End-to-end natural language geometry. AlphaGeometry 2's Gemini-based translation pipeline represents a step toward systems that can accept geometry problems stated in plain text (as they would appear in a textbook or competition paper) rather than requiring manual formalization. This is important for practical deployment in educational or research settings.
AlphaGeometry has several important limitations that qualify the significance of its performance:
Scope restriction. The original system can only handle problems expressible in its formal language, which covered 66% of IMO geometry problems. AlphaGeometry 2 extended this to 88%, but problems involving geometric inequalities, area calculations, affine geometry in higher dimensions, or combinatorial arguments remain outside the current scope.

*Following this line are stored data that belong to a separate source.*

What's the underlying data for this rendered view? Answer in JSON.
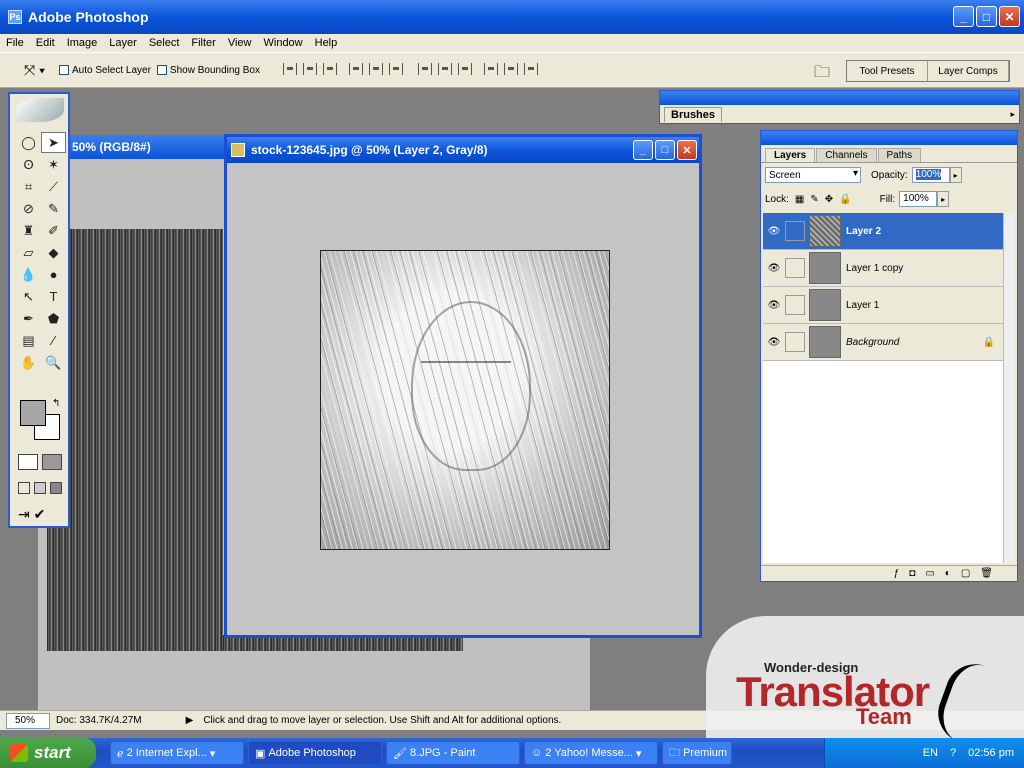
{
  "app": {
    "title": "Adobe Photoshop",
    "icon": "ps-app-icon"
  },
  "menu": [
    "File",
    "Edit",
    "Image",
    "Layer",
    "Select",
    "Filter",
    "View",
    "Window",
    "Help"
  ],
  "options": {
    "auto_select": "Auto Select Layer",
    "bounding_box": "Show Bounding Box"
  },
  "palette_well": {
    "tool_presets": "Tool Presets",
    "layer_comps": "Layer Comps"
  },
  "back_doc": {
    "title": "50% (RGB/8#)"
  },
  "main_doc": {
    "title": "stock-123645.jpg @ 50% (Layer 2, Gray/8)"
  },
  "brushes": {
    "tab": "Brushes"
  },
  "layers_panel": {
    "tabs": [
      "Layers",
      "Channels",
      "Paths"
    ],
    "blend_mode": "Screen",
    "opacity_label": "Opacity:",
    "opacity": "100%",
    "lock_label": "Lock:",
    "fill_label": "Fill:",
    "fill": "100%",
    "layers": [
      {
        "name": "Layer 2",
        "active": true
      },
      {
        "name": "Layer 1 copy",
        "active": false
      },
      {
        "name": "Layer 1",
        "active": false
      },
      {
        "name": "Background",
        "active": false,
        "locked": true
      }
    ]
  },
  "status": {
    "zoom": "50%",
    "doc": "Doc: 334.7K/4.27M",
    "hint": "Click and drag to move layer or selection.  Use Shift and Alt for additional options."
  },
  "taskbar": {
    "start": "start",
    "tasks": [
      "2 Internet Expl...",
      "Adobe Photoshop",
      "8.JPG - Paint",
      "2 Yahoo! Messe...",
      "Premium"
    ],
    "lang": "EN",
    "clock": "02:56 pm"
  },
  "watermark": {
    "line1": "Wonder-design",
    "line2": "Translator",
    "line3": "Team"
  }
}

Formalization bottleneck. For the IMO 2024 evaluation, DeepMind staff manually formalized the problem statements into the AlphaGeometry language. Full automation of the translation from natural language to formal language remained imperfect, with the Gemini-based translation pipeline introduced in AG2 being a partial solution rather than a complete one.
Proof verbosity. AlphaGeometry's proofs are sometimes more verbose than elegant human proofs. A system that introduces three auxiliary constructions to reach a conclusion that a skilled human might reach in one step is correct but not necessarily illuminating.
No novel mathematics. AlphaGeometry is a theorem prover, not a theorem discoverer. It takes a stated conjecture and attempts to prove it. It does not generate new conjectures or identify interesting structure in a domain unprompted.
Geometry only. Neither AlphaGeometry 1 nor AlphaGeometry 2 handles algebra, number theory, combinatorics, or analysis. These areas require separate systems (such as AlphaProof for formal algebra and number theory).
Computational cost. The full AG2 system requires substantial computing resources. Some IMO 2024 problems took AlphaProof up to three days of computation; AG2's P4 solution was unusually fast at 19 seconds, but the system may require significant resources for harder cases.
The Nature paper received substantial attention from the mathematics and AI research communities. Nature published an accompanying commentary titled "This AI just figured out geometry," and the work was covered by Bloomberg, The Decoder, and other technology press.
Several mathematicians noted that while AlphaGeometry's performance was impressive, the reliance on a fixed formal language and the requirement for manual problem formalization meant the system was not yet a general-purpose mathematics assistant. The subsequent development of AG2 and the IMO 2024 results addressed some of these concerns by expanding the language and improving natural language translation.
The discovery that Wu's method was stronger than reported in the original paper generated some discussion about proper benchmarking methodology. The authors of the follow-up study emphasized that the two approaches are complementary and that combining them yields better results than either alone.